I’m reading in some old text data (as C-Strings) that was apparently saved in MAC-IS format. (Maybe that’s also know as Roman?) I need to add these strings (preset names) to a StringArray so I can add an itemList to a Combobox.
I am encountering ellipsis specified as ‘\xc9’, and of course when I try to add it to a StringArray I get the assert of:
“you’re trying to create a string from 8-bit data that contains values greater than 127.”
I found this online:
<code_set_name> MAC-IS
<comment_char> %
<escape_char> /
% version: 1.0
CHARMAP
[…snip…]
<U00AB> /xc7 LEFT-POINTING DOUBLE ANGLE QUOTATION MARK
<U00BB> /xc8 RIGHT-POINTING DOUBLE ANGLE QUOTATION MARK
<U2026> /xc9 HORIZONTAL ELLIPSIS
<U00A0> /xca NO-BREAK SPACE
<U00C0> /xcb LATIN CAPITAL LETTER A WITH GRAVE
<U00C3> /xcc LATIN CAPITAL LETTER A WITH TILDE
[…snip…]
How can I convert this automatically into a UTF8 or other format that juice::String will accept? I’ve tried various things but nothing’s working. I should mention I’m working on Mac right now…
What I ended up doing, not sure if it’s a great solution or bulletproof, was to manually convert the ellipsis to a 3-byte UTF8 ellipsis and handle any other weird characters by replacing with a space (so I can maybe handle them as well if I have to):
variables:
char theTempName[256];
StringArray menuList;
[snip...]
if (CharPointer_ASCII::isValidString (theTempName, std::numeric_limits<int>::max()))

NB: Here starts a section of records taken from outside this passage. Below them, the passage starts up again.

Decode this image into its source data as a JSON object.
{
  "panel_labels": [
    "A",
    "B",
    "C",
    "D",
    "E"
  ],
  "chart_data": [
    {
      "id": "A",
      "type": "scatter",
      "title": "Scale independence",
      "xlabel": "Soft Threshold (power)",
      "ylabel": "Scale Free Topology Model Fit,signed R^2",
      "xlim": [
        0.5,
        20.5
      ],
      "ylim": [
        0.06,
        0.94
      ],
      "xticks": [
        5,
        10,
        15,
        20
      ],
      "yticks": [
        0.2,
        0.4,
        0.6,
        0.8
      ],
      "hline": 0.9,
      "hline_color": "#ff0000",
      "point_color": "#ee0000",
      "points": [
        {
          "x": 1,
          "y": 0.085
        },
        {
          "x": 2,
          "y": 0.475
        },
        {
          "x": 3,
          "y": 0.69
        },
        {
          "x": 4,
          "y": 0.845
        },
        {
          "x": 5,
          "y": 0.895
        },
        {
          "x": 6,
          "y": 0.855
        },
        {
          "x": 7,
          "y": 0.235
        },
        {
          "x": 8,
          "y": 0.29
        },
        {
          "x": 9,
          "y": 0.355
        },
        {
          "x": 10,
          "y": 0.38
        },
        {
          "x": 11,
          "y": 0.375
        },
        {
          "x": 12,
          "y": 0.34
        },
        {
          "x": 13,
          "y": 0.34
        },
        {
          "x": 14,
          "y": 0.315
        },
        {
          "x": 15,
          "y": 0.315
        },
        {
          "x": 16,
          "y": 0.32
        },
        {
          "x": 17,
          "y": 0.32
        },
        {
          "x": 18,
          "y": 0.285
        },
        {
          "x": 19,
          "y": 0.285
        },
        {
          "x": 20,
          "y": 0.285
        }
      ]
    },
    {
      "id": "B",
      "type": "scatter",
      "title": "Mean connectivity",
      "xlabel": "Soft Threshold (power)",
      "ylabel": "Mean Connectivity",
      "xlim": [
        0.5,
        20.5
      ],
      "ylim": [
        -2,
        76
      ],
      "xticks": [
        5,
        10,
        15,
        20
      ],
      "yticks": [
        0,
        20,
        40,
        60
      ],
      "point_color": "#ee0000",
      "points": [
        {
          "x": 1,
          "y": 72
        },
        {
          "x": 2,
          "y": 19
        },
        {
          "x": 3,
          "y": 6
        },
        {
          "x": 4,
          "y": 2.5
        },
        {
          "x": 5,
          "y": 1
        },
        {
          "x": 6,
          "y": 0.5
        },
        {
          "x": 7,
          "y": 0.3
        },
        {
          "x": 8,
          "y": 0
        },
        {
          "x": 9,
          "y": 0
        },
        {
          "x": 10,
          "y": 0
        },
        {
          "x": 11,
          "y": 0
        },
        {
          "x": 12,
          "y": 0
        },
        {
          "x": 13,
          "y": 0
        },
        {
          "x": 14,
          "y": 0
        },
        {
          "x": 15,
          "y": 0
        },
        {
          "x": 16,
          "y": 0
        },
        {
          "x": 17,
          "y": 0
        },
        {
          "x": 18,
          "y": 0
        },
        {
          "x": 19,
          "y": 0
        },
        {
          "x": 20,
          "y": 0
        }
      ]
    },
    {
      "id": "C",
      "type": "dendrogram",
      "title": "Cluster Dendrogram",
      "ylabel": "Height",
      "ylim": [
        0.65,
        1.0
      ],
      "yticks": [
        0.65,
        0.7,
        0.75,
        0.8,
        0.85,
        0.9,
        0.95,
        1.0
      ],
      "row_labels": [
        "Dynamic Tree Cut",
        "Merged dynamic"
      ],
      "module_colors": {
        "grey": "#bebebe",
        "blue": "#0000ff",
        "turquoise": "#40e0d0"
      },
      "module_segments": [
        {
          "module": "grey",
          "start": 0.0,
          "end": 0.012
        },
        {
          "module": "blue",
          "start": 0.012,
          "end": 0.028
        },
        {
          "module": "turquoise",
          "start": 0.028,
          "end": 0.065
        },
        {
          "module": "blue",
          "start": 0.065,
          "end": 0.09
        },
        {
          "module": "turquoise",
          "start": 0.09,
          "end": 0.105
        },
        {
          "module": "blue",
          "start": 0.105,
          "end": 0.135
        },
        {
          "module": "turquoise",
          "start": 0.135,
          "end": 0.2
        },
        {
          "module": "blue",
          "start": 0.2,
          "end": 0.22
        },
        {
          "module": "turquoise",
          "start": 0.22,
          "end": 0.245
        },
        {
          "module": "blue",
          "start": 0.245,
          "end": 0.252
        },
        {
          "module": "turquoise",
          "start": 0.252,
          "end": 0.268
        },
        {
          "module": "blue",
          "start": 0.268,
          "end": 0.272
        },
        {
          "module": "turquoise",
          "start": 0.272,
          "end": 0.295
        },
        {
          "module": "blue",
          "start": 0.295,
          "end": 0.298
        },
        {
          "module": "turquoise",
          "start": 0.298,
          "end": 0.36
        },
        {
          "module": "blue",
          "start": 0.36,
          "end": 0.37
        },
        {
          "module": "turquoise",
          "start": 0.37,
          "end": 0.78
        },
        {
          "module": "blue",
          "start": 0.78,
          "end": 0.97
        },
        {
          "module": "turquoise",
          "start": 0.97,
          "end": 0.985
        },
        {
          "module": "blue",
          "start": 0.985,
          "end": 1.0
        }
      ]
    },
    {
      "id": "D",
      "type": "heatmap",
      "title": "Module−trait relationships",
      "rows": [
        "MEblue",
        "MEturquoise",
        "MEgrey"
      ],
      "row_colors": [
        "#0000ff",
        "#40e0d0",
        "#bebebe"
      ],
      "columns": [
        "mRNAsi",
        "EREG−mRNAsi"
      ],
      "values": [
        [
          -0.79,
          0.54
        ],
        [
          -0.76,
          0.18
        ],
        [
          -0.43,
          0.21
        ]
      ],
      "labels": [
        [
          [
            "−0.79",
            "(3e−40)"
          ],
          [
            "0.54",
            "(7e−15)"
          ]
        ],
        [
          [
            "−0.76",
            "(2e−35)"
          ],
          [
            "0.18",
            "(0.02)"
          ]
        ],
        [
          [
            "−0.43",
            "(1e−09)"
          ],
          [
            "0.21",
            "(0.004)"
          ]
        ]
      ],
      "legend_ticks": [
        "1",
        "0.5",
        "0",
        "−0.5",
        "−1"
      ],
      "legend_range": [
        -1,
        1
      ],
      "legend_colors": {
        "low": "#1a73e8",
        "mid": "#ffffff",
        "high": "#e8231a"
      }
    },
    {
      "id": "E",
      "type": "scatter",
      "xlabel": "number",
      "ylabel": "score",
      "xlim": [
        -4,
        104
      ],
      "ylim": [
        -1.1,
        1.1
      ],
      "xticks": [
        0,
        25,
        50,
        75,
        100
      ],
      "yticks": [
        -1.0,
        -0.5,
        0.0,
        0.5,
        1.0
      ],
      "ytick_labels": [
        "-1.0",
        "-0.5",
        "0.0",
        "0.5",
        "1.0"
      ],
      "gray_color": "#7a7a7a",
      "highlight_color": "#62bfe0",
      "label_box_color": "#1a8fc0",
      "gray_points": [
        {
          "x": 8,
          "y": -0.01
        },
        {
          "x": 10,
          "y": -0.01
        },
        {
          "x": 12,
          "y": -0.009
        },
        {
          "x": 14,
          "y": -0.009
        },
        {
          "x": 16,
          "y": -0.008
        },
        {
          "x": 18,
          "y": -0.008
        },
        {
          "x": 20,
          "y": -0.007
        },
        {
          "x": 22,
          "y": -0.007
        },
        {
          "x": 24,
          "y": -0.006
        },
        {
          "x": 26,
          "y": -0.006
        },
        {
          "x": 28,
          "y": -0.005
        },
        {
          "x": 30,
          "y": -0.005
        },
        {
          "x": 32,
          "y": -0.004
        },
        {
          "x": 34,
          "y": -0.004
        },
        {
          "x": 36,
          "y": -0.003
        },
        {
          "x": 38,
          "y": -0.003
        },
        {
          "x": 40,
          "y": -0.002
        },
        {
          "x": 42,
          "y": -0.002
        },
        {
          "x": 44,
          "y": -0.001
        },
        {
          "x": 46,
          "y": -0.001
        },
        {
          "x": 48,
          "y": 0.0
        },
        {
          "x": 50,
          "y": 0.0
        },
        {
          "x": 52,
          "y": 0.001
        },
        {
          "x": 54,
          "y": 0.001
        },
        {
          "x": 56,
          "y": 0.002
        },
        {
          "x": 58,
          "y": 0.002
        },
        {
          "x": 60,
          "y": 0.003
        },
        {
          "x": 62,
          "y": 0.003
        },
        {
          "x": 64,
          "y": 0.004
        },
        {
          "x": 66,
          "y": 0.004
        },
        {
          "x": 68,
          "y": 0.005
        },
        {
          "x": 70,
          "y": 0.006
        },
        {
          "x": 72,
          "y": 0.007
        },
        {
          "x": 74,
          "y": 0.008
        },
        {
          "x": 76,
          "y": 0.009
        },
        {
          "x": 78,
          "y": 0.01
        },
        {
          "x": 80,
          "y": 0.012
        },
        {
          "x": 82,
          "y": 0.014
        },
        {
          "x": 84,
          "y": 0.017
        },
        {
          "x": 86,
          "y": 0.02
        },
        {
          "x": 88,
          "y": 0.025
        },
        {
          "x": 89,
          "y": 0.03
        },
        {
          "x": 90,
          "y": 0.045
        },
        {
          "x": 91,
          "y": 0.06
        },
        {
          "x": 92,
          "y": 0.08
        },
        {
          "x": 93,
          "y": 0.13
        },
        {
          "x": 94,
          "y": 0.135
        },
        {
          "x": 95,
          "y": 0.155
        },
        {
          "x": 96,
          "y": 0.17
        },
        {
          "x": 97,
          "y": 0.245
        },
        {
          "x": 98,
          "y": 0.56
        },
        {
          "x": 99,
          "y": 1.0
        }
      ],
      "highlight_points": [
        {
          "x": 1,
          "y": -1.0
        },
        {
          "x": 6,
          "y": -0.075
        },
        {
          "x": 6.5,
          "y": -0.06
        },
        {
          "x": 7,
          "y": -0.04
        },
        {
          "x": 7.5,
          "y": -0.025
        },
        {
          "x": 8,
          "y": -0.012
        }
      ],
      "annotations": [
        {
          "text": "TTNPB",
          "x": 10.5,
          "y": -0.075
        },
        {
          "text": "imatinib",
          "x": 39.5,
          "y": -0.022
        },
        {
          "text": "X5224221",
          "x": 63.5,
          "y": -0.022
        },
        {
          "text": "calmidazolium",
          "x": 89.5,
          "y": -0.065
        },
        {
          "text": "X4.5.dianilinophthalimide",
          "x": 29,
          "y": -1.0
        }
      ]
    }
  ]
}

menuList.add(theTempName);
else
{
char* c;
size_t n, len = strlen (theTempName);
for (n = 0, c = theTempName; n < len; n++, c++)
{
if ((unsigned char) *c == 0xc9) // ellipsis
{
// move the portion after this byte down by 2 bytes
jassert(len < sizeof(theTempName) - 2); // enough room?
memmove(theTempName + n + 3, theTempName + n + 1, len - n);
// replace the 3 bytes with the UTF8 code for ellipsis
*c = '\xe2'; c++;
*c = '\x80'; c++;
*c = '\xa6';
len += 2; // we "inserted" 2 bytes
}
else if ((unsigned char) *c > 127)
{
*c = ' '; // replace others with a space
}
}
menuList.add(CharPointer_UTF8(theTempName));
}
Trying this:
menuList.add(CharPointer_UTF16(theTempName));
… just gives me an error, I tried different things, couldn’t make it work:
No matching conversion for functional-style cast from 'char [256]' to 'juce::CharPointer_UTF16'
CharPointer_UTF16 expects the source to be of 16bit width (uint16_t). I assumed UTF16 from your snippet, but it looks like it could be a non-standard UTF8 variant.
Unicode is a bit annoying; you can store all variants of Unicode text in a char array.
It’s most likely an old 8-bit format where 0-127 is ASCII and 128-255 is whatever they felt like.
UTF-8 only keeps the 0-127. You can either translate the values >= 128 from the original format into their UTF-8 equivalents, or strip them out.
That table you found actually has the mappings from MAC-IS to UTF-16, so you’re already halfway there, just need to implement that table and use UTF-8 instead of UTF-16.